A denúncia foi recebida em 21.07.2015, às fls. 72.

O Ministério Público deixou de oferecer proposta de suspensão do processo, nos termos do art. 89 da Lei 9.099/95, eis que ausentes os requisitos exigidos para concessão do benefício, fls. 73.

O denunciado foi citado e apresentou resposta a acusação, através do Defensor Constituído, nos termos do art. 396 do C.P.P, as fls. 74/75 e 77.

Durante a instrução criminal foram inquiridas quatro testemunhas da acusação e uma da defesa (fls. 94/95, 96/97, 98/99, 100 e 101).

Encerrada a instrução, o acusado foi interrogado, às fls. 102/103.

As partes requereram diligências e, após o cumprimento, vieram as alegações finais.

Primeiro, o Ministério Público requereu a condenação do acusado, nos termos propostos na denúncia (fls. 116//123).

Em seguida, a Defesa sustentou a absolvição do réu, por falta de provas e, em caso de condenação, requereu a aplicação da pena no mínimo legal e o direito de recorrer em liberdade (fls. 125/128).

Relatados. Examinados. Decido.

Processo regularmente instruído, livre de nulidades e apto à decisão do mérito.

1) Quanto ao delito previsto no art. 303, parágrafo único, c/c art. 302, § 1.º, incisos I e III da Lei 9.503/97:

A materialidade delitiva restou comprovada através do Boletim de Ocorrência e pelo exame de corpo de delito de lesão corporal da vítima Fábio Amorim da Silva Gamarano, fls.08/11 e 108/109.

Da mesma forma, a autoria restou inconteste.

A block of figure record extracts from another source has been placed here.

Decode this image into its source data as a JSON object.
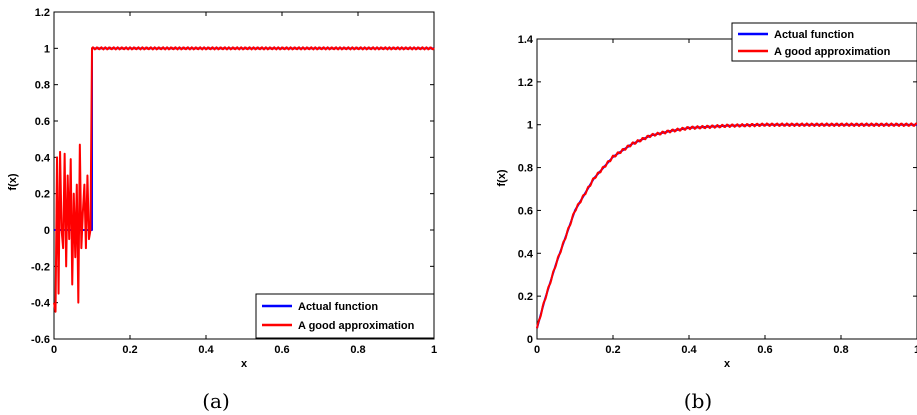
{
  "chart_data": [
    {
      "panel": "(a)",
      "type": "line",
      "caption": "(a)",
      "xlabel": "x",
      "ylabel": "f(x)",
      "xlim": [
        0,
        1
      ],
      "ylim": [
        -0.6,
        1.2
      ],
      "xticks": [
        "0",
        "0.2",
        "0.4",
        "0.6",
        "0.8",
        "1"
      ],
      "yticks": [
        "-0.6",
        "-0.4",
        "-0.2",
        "0",
        "0.2",
        "0.4",
        "0.6",
        "0.8",
        "1",
        "1.2"
      ],
      "grid": false,
      "legend_position": "bottom-right",
      "series": [
        {
          "name": "Actual function",
          "color": "#0000ff",
          "x": [
            0,
            0.0999,
            0.1,
            1
          ],
          "y": [
            0,
            0,
            1,
            1
          ]
        },
        {
          "name": "A good approximation",
          "color": "#ff0000",
          "x": [
            0,
            0.004,
            0.008,
            0.012,
            0.016,
            0.02,
            0.024,
            0.028,
            0.032,
            0.036,
            0.04,
            0.044,
            0.048,
            0.052,
            0.056,
            0.06,
            0.064,
            0.068,
            0.072,
            0.076,
            0.08,
            0.084,
            0.088,
            0.092,
            0.096,
            0.1
          ],
          "y": [
            -0.4,
            -0.45,
            0.4,
            -0.35,
            0.43,
            0.0,
            -0.1,
            0.42,
            -0.2,
            0.3,
            -0.05,
            0.39,
            -0.3,
            0.2,
            -0.15,
            0.25,
            -0.4,
            0.47,
            -0.1,
            0.1,
            0.25,
            -0.1,
            0.3,
            -0.05,
            0.0,
            1.0
          ]
        }
      ]
    },
    {
      "panel": "(b)",
      "type": "line",
      "caption": "(b)",
      "xlabel": "x",
      "ylabel": "f(x)",
      "xlim": [
        0,
        1
      ],
      "ylim": [
        0,
        1.4
      ],
      "xticks": [
        "0",
        "0.2",
        "0.4",
        "0.6",
        "0.8",
        "1"
      ],
      "yticks": [
        "0",
        "0.2",
        "0.4",
        "0.6",
        "0.8",
        "1",
        "1.2",
        "1.4"
      ],
      "grid": false,
      "legend_position": "top-right",
      "series": [
        {
          "name": "Actual function",
          "color": "#0000ff",
          "x": [
            0,
            0.02,
            0.05,
            0.08,
            0.1,
            0.15,
            0.2,
            0.25,
            0.3,
            0.35,
            0.4,
            0.5,
            0.6,
            0.7,
            0.8,
            0.9,
            1.0
          ],
          "y": [
            0.05,
            0.18,
            0.35,
            0.5,
            0.6,
            0.75,
            0.85,
            0.91,
            0.95,
            0.97,
            0.985,
            0.995,
            1.0,
            1.0,
            1.0,
            1.0,
            1.0
          ]
        },
        {
          "name": "A good approximation",
          "color": "#ff0000",
          "x": [
            0,
            0.02,
            0.05,
            0.08,
            0.1,
            0.15,
            0.2,
            0.25,
            0.3,
            0.35,
            0.4,
            0.5,
            0.6,
            0.7,
            0.8,
            0.9,
            1.0
          ],
          "y": [
            0.05,
            0.18,
            0.35,
            0.5,
            0.6,
            0.75,
            0.85,
            0.91,
            0.95,
            0.97,
            0.985,
            0.995,
            1.0,
            1.0,
            1.0,
            1.0,
            1.0
          ],
          "ripple_amplitude": 0.006
        }
      ]
    }
  ]
}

O acusado, em Juízo, confirmou que estava na condução do Hyundai Velloster quando houve o acidente, mas alegou que foi a motocicleta envolvida no acidente que atingiu seu veículo, por trás, na lateral esquerda e, por esta razão, perdeu o controle direcional e bateu na mureta de proteção:

“...que a denúncia não é verdadeira; que estava conduzindo o veículo Hyundai Velloster quando houve o acidente; que sua habilitação tinha sido apreendida em 28 de dezembro de 2015; (…); que estava trafegando quando a motocicleta da vítima se aproximou por trás; (…); que a motocicleta atingiu o veículo do depoente por trás, na lateral esquerda, e depois disso o depoente perdeu o controle, foi batendo na mureta de proteção; que trafegou alguns metros após o impacto, uns dez a vinte metros; que o air bag não foi acionado, o que teria ocorrido se estivesse em alta velocidade; que não deixou o local logo após o acidente; que ficou no local por uns dez a quinze minutos, até ser agredido por um motociclista; que pretendia caminhar para encontrar um táxi, para garantir a sua integridade física; que no momento que pretendia deixar o local, o SAMU já estava presente; que estava a uns sete passos do veículo quando foi abordado pelos policiais; que não chegou a se afastar do local; que um rapaz em uma moto disse que era policial, e por isso se sentiu seguro e voltou para o local; que o rapaz ficou no local até a polícia chegar;...” (fls.102/103).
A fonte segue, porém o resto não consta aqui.